Kevin James: Ja, zusammen mit Adam. Zuerst befürchteten wir, dass wir angemacht werden, aber als wir drin waren, wurden wir einfach übersehen – und fühlten uns wie die hässlichsten Typen in der ganzen Bar...

Marc Hairapetian: Als Komödiant mit Zwischentönen sind Sie immens erfolgreich. Würde es Sie auch einmal reizen, in einem Film mitzuwirken, der ausschließlich ein Drama ist?

Kevin James: Ich suche mir die Angebote zunächst wirklich danach aus, wie gut mir die Geschichte gefällt. Und dann auch danach, wer meine Ko-Partner sind. Dabei handelt es sich meistens um Komödien. Mein Kollege Adam Sandler schafft ja den Spagat zwischen lustigen und ernsten Rollen. Wenn mir das Drehbuch zu einem Drama geschickt werden würde, dass mich anspricht, würde ich auch in einem Drama mitspielen, genauso wie in einem Porno...

Marc Hairapetian: Ihr Geburtsname ist Kevin George Knipfing. Haben sie deutsche Vorfahren?

Kevin James: Ja, das wird so sein. Ich änderte meinen Namen sehr schnell, als ich mit der Stand-Up- Comedy begann, weil die Leute ihn einfach nicht richtig aussprechen konnten. Wenn ich das nächste Mal mit meiner Familie wieder in Deutschland bin, werde ich nach Vorfahren forschen.

Marc Hairapetian: Wie gefällt Ihnen Berlin?

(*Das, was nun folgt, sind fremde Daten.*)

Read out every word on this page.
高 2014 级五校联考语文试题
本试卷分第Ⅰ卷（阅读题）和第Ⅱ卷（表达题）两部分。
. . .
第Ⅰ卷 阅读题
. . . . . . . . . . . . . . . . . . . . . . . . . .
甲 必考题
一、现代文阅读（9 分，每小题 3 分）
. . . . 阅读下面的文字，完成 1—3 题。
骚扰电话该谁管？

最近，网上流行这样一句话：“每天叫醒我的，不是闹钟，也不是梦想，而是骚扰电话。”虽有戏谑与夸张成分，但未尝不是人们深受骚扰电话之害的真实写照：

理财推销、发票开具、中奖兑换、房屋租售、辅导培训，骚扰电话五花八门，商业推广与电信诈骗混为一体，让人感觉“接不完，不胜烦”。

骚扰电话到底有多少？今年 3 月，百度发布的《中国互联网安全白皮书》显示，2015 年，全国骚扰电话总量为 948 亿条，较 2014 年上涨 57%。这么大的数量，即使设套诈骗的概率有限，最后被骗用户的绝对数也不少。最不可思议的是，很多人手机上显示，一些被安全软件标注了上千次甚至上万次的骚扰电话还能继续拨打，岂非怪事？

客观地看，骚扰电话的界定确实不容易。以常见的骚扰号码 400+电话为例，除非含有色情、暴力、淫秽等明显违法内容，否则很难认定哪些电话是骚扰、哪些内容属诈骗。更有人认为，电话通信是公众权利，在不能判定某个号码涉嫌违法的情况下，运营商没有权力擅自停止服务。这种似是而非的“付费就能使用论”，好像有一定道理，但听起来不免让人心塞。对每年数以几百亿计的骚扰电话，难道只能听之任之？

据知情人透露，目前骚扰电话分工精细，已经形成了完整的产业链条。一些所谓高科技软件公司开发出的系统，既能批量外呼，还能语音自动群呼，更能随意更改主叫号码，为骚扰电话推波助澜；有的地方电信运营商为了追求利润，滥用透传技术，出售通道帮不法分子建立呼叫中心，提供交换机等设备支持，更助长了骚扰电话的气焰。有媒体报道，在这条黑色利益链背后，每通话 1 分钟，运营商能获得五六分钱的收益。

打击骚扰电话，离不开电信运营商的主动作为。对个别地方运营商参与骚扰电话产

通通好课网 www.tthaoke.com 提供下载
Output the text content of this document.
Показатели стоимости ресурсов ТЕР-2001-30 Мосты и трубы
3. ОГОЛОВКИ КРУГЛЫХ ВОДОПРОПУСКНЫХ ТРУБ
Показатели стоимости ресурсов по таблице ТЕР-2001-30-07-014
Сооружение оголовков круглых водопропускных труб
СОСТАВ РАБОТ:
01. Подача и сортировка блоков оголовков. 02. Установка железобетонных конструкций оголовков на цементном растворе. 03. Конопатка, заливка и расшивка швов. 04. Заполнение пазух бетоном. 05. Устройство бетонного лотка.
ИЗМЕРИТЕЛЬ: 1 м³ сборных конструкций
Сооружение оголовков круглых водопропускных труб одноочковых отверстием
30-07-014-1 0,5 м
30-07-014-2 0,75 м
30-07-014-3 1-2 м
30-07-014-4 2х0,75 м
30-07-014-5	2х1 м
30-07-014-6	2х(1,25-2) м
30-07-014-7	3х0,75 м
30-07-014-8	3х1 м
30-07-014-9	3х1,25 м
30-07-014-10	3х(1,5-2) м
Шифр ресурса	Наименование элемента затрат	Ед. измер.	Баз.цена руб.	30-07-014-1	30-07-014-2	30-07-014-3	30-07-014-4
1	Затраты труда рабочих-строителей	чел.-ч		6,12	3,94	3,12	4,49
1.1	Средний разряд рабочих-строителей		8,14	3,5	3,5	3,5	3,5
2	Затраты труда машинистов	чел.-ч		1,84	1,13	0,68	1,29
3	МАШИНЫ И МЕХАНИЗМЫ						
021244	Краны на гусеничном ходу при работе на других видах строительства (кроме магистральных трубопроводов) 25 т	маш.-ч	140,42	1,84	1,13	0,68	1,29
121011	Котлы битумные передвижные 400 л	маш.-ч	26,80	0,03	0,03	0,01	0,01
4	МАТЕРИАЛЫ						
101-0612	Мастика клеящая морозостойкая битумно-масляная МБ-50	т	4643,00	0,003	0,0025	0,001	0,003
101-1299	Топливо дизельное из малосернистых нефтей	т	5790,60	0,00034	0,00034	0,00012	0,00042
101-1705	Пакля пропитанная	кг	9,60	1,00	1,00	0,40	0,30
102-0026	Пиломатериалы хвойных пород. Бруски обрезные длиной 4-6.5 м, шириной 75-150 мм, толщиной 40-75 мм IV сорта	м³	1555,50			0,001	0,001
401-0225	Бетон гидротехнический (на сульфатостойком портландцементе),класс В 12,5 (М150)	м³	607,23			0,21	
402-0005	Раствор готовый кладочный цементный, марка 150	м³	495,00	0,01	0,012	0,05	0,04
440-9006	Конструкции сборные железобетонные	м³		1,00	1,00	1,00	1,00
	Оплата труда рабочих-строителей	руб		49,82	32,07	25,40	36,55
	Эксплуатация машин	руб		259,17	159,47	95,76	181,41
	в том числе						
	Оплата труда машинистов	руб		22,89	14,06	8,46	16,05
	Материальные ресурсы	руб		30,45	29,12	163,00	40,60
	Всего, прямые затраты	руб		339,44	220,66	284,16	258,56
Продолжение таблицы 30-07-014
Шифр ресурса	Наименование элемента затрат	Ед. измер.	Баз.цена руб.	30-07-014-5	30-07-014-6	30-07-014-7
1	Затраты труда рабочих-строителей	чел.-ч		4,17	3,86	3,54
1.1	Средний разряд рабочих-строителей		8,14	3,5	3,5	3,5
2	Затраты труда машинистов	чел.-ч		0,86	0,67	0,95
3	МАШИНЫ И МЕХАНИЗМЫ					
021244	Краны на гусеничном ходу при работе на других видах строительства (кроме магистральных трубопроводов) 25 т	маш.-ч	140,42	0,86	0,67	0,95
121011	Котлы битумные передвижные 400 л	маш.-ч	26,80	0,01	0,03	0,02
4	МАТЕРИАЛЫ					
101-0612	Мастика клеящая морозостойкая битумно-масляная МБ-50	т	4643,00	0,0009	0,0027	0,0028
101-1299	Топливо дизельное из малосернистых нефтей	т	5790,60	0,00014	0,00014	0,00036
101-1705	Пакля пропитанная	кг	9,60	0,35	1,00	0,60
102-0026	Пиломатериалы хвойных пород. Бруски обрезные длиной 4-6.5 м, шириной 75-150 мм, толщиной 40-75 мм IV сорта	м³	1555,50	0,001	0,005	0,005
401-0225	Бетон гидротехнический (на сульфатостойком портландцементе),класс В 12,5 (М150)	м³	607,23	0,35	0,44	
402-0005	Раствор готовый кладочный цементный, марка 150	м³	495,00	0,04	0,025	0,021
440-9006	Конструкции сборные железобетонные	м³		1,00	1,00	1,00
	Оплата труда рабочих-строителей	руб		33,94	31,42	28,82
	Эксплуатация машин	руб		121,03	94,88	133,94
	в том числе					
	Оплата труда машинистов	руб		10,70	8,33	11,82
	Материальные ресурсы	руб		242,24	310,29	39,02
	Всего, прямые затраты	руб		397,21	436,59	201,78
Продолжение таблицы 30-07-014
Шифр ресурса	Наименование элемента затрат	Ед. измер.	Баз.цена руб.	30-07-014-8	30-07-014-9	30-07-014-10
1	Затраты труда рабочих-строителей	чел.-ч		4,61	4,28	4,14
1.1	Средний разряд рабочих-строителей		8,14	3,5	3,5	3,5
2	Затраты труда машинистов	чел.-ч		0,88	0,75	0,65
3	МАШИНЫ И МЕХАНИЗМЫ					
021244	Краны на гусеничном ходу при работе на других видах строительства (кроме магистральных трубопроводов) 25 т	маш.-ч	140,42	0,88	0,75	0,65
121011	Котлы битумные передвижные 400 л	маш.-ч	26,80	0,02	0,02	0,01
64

Kevin James: Das ist eine unglaublich lebendige Stadt, die sich ständig ändert. Als ich vor zweieinhalb Jahren mit „Hitch“ auf der Berlinale war, hatte ich Gelegenheit, mir viele historische Plätze anzusehen, diesmal kam ich über die Filmpromotion in Hotels und Restaurantbesuche nicht hinaus.

Marc Hairapetian: Als Experte in Sachen Humor: Ist er überall auf der Welt gleich, oder gibt es Unterschiede?

Kevin James: Eines steht schon einmal fest: der amerikanische und der deutsche Humor sind sehr ähnlich, wie Sie bei unserem Gespräch merken. Natürlich gibt es von Land zu Land Unterschiede. Der Britische ist bekanntlich sehr schwarz. In Amerika ist er schwarz, weiß, gelb und rot. Und durch die Vermischung der Kulturen wird er überall immer universeller.


Das Gespräch führte Marc Hairapetian am 5. September 2007 in Berlin.